All the indications are, however, that a good deal of destruction remains to be done in Chechnya before reconstruction programs can begin. There are signs that Chechen guerrillas are reasserting their presence even in northern Chechnya, an area Russian troops claim is firmly under their control. In a report last week remarkable for its grim frankness, the daily Kommersant reported an area singled out by the army as a model of military-civilian cooperation. In fact, Kommersant said, "The army and police control populated areas only in the daylight hours. At night the bandits are masters." Sources close to the Russian army, meanwhile, say they suspect the official Russian military death toll is drastically understated. Much in this war, however, will depend on how far the Chechens have changed since the last war--whether years of misrule and anarchy have sapped their commitment to independence. Brilliant in war, Chechen president Maskhadov has been a failure in peacetime.

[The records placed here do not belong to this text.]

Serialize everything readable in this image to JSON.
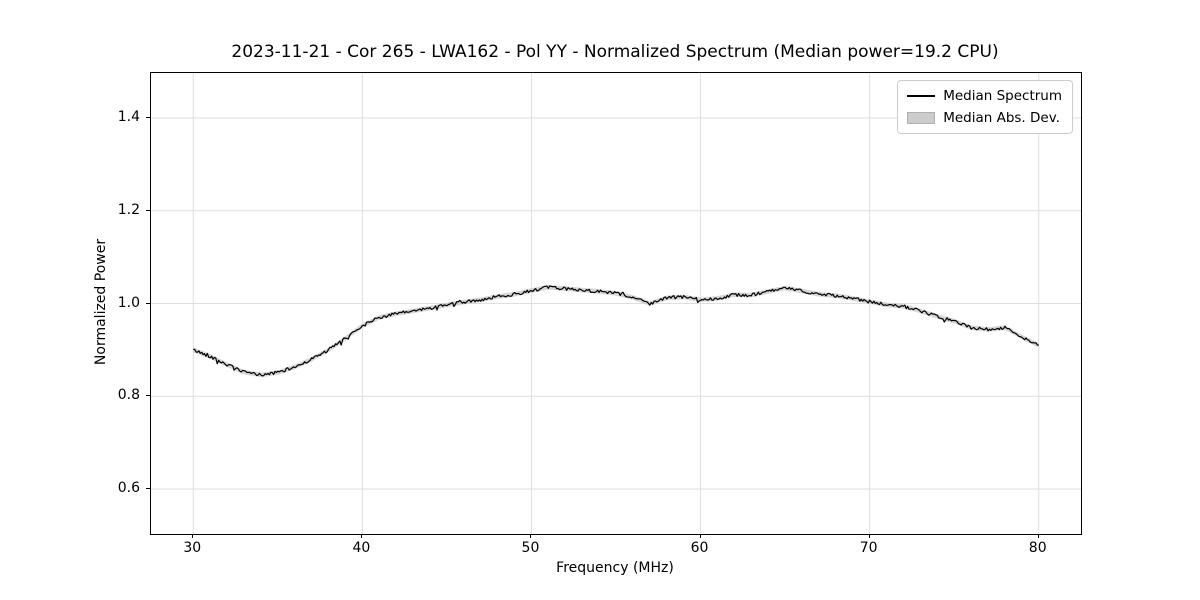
{
  "chart_data": {
    "type": "line",
    "title": "2023-11-21 - Cor 265 - LWA162 - Pol YY - Normalized Spectrum (Median power=19.2 CPU)",
    "xlabel": "Frequency (MHz)",
    "ylabel": "Normalized Power",
    "xlim": [
      27.5,
      82.5
    ],
    "ylim": [
      0.503,
      1.497
    ],
    "xticks": [
      30,
      40,
      50,
      60,
      70,
      80
    ],
    "yticks": [
      0.6,
      0.8,
      1.0,
      1.2,
      1.4
    ],
    "grid": true,
    "legend_position": "upper right",
    "legend": [
      {
        "label": "Median Spectrum",
        "type": "line",
        "color": "#000000"
      },
      {
        "label": "Median Abs. Dev.",
        "type": "patch",
        "color": "#cccccc"
      }
    ],
    "series": [
      {
        "name": "Median Spectrum",
        "x": [
          30,
          31,
          32,
          33,
          34,
          35,
          36,
          37,
          38,
          39,
          40,
          41,
          42,
          43,
          44,
          45,
          46,
          47,
          48,
          49,
          50,
          51,
          52,
          53,
          54,
          55,
          56,
          57,
          58,
          59,
          60,
          61,
          62,
          63,
          64,
          65,
          66,
          67,
          68,
          69,
          70,
          71,
          72,
          73,
          74,
          75,
          76,
          77,
          78,
          79,
          80
        ],
        "y": [
          0.9,
          0.886,
          0.868,
          0.852,
          0.846,
          0.851,
          0.863,
          0.88,
          0.9,
          0.925,
          0.952,
          0.97,
          0.978,
          0.984,
          0.99,
          0.997,
          1.003,
          1.008,
          1.015,
          1.02,
          1.028,
          1.035,
          1.032,
          1.029,
          1.026,
          1.022,
          1.013,
          1.0,
          1.012,
          1.014,
          1.008,
          1.011,
          1.019,
          1.018,
          1.026,
          1.033,
          1.027,
          1.02,
          1.017,
          1.011,
          1.004,
          0.997,
          0.994,
          0.984,
          0.972,
          0.962,
          0.948,
          0.944,
          0.948,
          0.928,
          0.91
        ]
      },
      {
        "name": "Median Abs. Dev.",
        "band_halfwidth": 0.005
      }
    ],
    "noise": {
      "seed": 42,
      "amplitude": 0.0035,
      "spike_prob": 0.06,
      "spike_amplitude": 0.009,
      "upsample": 12
    },
    "colors": {
      "line": "#000000",
      "band": "#c4c4c4",
      "grid": "#dedede",
      "spine": "#000000"
    }
  }
}
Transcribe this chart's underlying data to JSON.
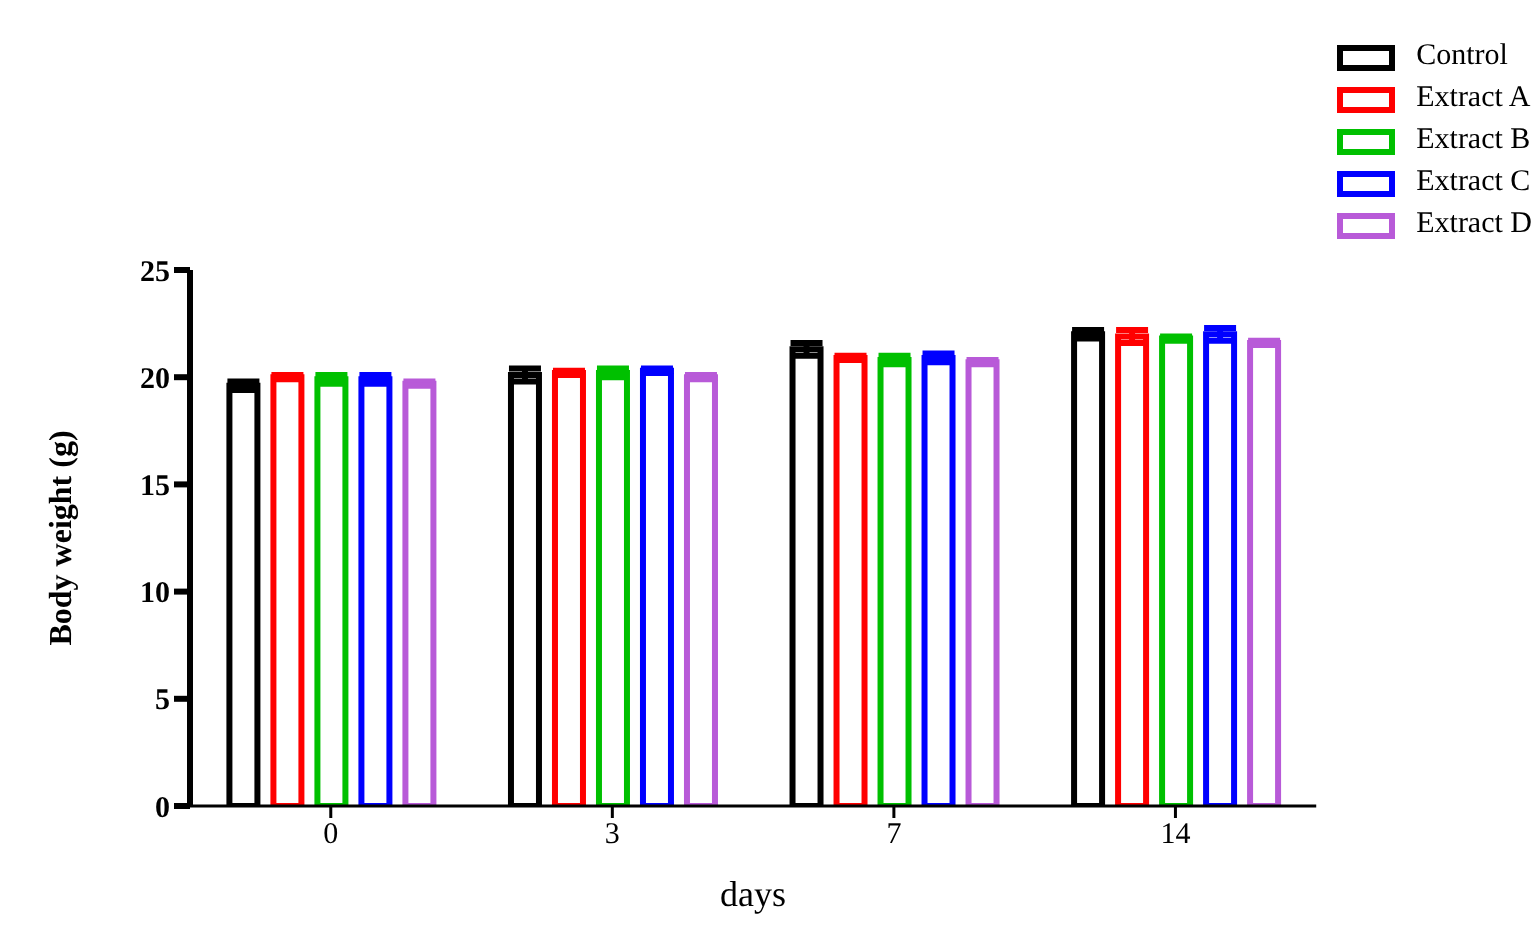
{
  "chart_data": {
    "type": "bar",
    "xlabel": "days",
    "ylabel": "Body weight (g)",
    "categories": [
      "0",
      "3",
      "7",
      "14"
    ],
    "series": [
      {
        "name": "Control",
        "color": "#000000",
        "values": [
          19.6,
          20.1,
          21.3,
          22.0
        ],
        "errors": [
          0.2,
          0.3,
          0.3,
          0.2
        ]
      },
      {
        "name": "Extract A",
        "color": "#ff0000",
        "values": [
          20.0,
          20.2,
          20.9,
          21.9
        ],
        "errors": [
          0.1,
          0.1,
          0.1,
          0.3
        ]
      },
      {
        "name": "Extract B",
        "color": "#00c000",
        "values": [
          19.9,
          20.2,
          20.8,
          21.8
        ],
        "errors": [
          0.2,
          0.2,
          0.2,
          0.1
        ]
      },
      {
        "name": "Extract C",
        "color": "#0000ff",
        "values": [
          19.9,
          20.3,
          20.9,
          22.0
        ],
        "errors": [
          0.2,
          0.1,
          0.2,
          0.3
        ]
      },
      {
        "name": "Extract D",
        "color": "#b85ad8",
        "values": [
          19.7,
          20.0,
          20.7,
          21.6
        ],
        "errors": [
          0.1,
          0.1,
          0.1,
          0.1
        ]
      }
    ],
    "ylim": [
      0,
      25
    ],
    "yticks": [
      0,
      5,
      10,
      15,
      20,
      25
    ],
    "grid": false,
    "legend": "top right"
  }
}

He has abdicated power to field commanders--often a euphemism for gunmen--whose sole interest has been the accumulation of wealth. An epidemic of kidnappings has served the Russian cause admirably: journalists cannot cover the war in Chechnya for fear of being held for ransom under hideous conditions. But some Russian military sources say they believe that Maskhadov still controls a well-organized, highly motivated and largely undamaged fighting force. If that is the case, any Russian victory in the Caucasus will be short-lived at best. And Moscow will ultimately be shown to have been wrong about the war.